Le peuple américain est-il sot ?
La question se pose à propos de l'utilisation - ou pas - du vote des électeurs d'origine hispanique. A chaque élection depuis une trentaine d'années, les observateurs de la vie politique américaine leur décernent le titre de 'groupe' déterminant. Ils déjouent pourtant les prévisions...
Rarement autant qu'à l'occasion d'une élection présidentielle n'apparaît aussi nettement la complexité démographique des Etats-Unis. Les candidats à la pêche aux voix se laissent séduire par des conseillers en communication. Ceux-ci les convainquent comme des industriels de conquérir des 'cœurs de cible', en l'occurrence tel ou tel groupe de population. La lecture raciale revient subrepticement à l'ordre du jour, qui a régulièrement amené les observateurs locaux à faire de fausses prédictions, elles-mêmes à la source de funestes décisions.
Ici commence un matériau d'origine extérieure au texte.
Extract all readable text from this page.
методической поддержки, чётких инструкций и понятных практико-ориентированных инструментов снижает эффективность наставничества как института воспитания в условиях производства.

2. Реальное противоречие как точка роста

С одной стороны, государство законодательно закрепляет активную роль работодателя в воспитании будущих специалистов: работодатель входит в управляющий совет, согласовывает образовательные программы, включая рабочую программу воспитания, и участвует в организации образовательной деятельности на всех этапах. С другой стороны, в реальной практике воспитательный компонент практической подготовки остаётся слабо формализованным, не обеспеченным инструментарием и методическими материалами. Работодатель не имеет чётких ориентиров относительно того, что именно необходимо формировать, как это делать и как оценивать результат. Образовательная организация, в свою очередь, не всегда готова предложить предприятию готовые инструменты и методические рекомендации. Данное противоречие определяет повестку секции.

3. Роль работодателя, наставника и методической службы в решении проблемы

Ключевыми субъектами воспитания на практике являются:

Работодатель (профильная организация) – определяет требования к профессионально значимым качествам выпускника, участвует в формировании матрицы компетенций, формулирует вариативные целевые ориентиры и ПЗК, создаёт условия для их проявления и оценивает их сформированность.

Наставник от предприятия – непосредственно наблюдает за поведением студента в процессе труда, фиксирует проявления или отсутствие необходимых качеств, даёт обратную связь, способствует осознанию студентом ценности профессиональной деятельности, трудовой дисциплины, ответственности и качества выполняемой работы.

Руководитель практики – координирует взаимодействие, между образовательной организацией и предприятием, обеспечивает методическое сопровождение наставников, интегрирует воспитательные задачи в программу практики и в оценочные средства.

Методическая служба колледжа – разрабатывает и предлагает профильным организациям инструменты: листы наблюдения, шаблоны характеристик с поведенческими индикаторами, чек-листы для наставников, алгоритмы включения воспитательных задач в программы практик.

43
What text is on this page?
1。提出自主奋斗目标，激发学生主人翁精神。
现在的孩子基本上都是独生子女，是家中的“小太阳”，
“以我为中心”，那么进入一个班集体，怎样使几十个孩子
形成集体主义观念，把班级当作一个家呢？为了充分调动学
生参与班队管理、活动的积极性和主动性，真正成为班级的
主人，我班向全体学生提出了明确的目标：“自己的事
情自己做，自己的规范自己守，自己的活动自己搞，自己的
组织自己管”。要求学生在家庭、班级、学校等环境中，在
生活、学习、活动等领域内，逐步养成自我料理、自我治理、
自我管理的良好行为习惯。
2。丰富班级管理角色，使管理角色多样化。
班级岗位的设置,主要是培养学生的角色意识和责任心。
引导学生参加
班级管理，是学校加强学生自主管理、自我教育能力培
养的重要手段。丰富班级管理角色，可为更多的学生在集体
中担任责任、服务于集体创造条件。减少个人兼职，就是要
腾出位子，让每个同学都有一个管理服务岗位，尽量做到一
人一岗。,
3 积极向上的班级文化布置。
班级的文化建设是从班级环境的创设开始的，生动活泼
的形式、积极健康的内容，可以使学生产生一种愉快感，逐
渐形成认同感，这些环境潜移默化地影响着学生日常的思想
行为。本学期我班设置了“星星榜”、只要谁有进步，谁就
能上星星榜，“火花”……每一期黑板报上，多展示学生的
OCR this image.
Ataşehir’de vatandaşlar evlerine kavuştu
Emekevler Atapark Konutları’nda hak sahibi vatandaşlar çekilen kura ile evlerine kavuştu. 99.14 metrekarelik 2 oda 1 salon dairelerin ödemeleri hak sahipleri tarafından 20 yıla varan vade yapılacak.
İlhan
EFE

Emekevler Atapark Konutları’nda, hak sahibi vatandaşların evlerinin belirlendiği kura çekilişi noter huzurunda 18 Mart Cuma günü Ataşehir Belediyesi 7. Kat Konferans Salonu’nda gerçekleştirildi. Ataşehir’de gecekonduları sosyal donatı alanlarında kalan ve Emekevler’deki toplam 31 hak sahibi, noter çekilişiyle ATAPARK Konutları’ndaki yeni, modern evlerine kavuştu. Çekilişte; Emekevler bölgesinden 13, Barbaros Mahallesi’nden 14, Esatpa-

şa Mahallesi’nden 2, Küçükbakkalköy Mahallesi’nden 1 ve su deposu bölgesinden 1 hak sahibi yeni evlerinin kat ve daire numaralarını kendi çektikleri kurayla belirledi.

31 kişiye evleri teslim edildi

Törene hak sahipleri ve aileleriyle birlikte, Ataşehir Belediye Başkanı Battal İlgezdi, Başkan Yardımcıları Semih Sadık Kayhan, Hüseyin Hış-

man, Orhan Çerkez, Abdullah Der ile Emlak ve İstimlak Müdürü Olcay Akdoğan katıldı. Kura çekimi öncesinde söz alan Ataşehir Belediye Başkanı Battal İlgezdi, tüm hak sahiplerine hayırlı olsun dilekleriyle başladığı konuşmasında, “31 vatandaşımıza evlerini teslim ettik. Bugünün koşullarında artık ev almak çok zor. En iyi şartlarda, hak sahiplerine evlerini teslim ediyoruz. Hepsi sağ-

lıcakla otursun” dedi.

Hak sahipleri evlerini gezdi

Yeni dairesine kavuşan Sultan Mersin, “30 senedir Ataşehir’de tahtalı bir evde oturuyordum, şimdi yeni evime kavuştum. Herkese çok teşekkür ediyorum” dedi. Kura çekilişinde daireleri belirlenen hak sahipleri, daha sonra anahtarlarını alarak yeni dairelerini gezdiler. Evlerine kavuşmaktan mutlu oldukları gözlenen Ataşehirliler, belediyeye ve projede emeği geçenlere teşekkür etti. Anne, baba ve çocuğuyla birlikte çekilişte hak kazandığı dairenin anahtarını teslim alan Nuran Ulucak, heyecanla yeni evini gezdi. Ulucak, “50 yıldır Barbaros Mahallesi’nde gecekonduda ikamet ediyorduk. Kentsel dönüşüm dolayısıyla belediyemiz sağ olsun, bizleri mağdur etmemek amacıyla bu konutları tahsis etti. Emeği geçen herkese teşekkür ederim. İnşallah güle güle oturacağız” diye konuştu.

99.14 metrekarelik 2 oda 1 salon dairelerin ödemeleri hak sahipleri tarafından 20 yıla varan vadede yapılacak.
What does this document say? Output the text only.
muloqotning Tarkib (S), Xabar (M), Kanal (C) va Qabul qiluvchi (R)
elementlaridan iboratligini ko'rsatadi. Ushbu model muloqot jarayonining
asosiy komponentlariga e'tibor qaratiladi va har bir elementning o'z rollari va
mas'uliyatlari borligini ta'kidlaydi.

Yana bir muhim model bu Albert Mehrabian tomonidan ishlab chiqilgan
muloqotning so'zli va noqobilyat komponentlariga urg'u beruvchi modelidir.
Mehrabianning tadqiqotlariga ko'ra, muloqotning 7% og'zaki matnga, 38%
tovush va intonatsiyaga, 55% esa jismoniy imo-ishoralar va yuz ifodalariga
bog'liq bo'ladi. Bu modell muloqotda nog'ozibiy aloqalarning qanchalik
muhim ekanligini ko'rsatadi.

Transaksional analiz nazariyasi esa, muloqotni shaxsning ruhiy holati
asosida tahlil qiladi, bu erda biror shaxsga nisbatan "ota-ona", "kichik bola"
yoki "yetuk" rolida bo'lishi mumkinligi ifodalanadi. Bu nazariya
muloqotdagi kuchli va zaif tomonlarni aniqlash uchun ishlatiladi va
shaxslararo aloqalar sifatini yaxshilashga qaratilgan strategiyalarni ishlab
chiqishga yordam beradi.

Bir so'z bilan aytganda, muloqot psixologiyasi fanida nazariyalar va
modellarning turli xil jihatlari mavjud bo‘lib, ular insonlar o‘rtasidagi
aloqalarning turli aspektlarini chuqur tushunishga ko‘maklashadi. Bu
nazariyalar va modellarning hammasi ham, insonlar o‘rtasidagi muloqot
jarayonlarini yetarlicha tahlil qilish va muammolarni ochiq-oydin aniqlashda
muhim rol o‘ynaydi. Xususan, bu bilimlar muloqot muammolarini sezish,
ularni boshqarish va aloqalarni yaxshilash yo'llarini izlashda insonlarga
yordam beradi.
La guerre de Sécession, en partie déclenchée pour établir les droits des Noirs dans le Sud, a provoqué le ségrégationnisme après 1865... Puis une ou deux générations après, le départ de milliers de Noirs-Américains au Nord, dans des Etats où ils escomptaient que leurs droits seraient reconnus. Dans un autre registre, la peur du péril jaune, d'Asiatiques colonisant les Etats de la côte Pacifique (Californie en tête) a quant à elle beaucoup influencé les politiques de Roosevelt (guerre contre le Japon), Truman (guerre de Corée) ou encore Kennedy (guerre du Vietnam).
Dans le cas des Hispaniques, l'incompréhension se double d'une schizophrénie lunaire. La Constitution de 1787 représente la face éclairée, la Liberté et la Propriété des citoyens pour l'essentiel immigrés d'Europe. L'Amérique a cependant sa face cachée, un expansionnisme moins assumé. Faut-il rappeler les signes de la maladie ? L'occupation du Texas (1830), la guerre du Mexique et l'annexion conséquente (1848 / voir carte), l'incorporation de la Californie, enfin (1850). En 1898, Porto Rico et Cuba rentrent dans la sphère d'influence américaine.
Dans les cartoons de Tex Avery, le paisano est une souris. L'animal court plus vite que son prédateur mais c'est un nuisible. L'Amérique wasp méprise l'Amérique latine. La volonté de puissance et la poursuite d'intérêts économiques priment : politique du Big Stick d'un côté, United Fruit de l'autre. Seuls Hemingway et les gangsters investissant à La Havane tombent sous le charme des tropiques latines.
La Révolution mexicaine éveille des soupçons. La crainte naît dans l'après deuxième guerre mondiale, lorsque la frontière méridionale des Etats-Unis devient poreuse. Il est trop tard : l'écart des salaires, la démographie mexicaine, la prohibition de nouvelles drogues, tout concourt à remettre en cause l'existant. Les Latinos sont en passe de devenir majoritaires dans plusieurs Etats méridionaux.
La cloisonnement du monde en populations n'a finalement mené à rien : aux Etats-Unis ou ailleurs. Du point de vue d'un Européen diplômé ou d'un Américain de Manhattan, la grille de lecture raciale n'est pas seulement inopérante. Elle suscite le dégoût. Elle existe pourtant dans les esprits de très nombreux électeurs. Il faut savoir dépasser ce paradoxe... Enseigner la complexité du monde.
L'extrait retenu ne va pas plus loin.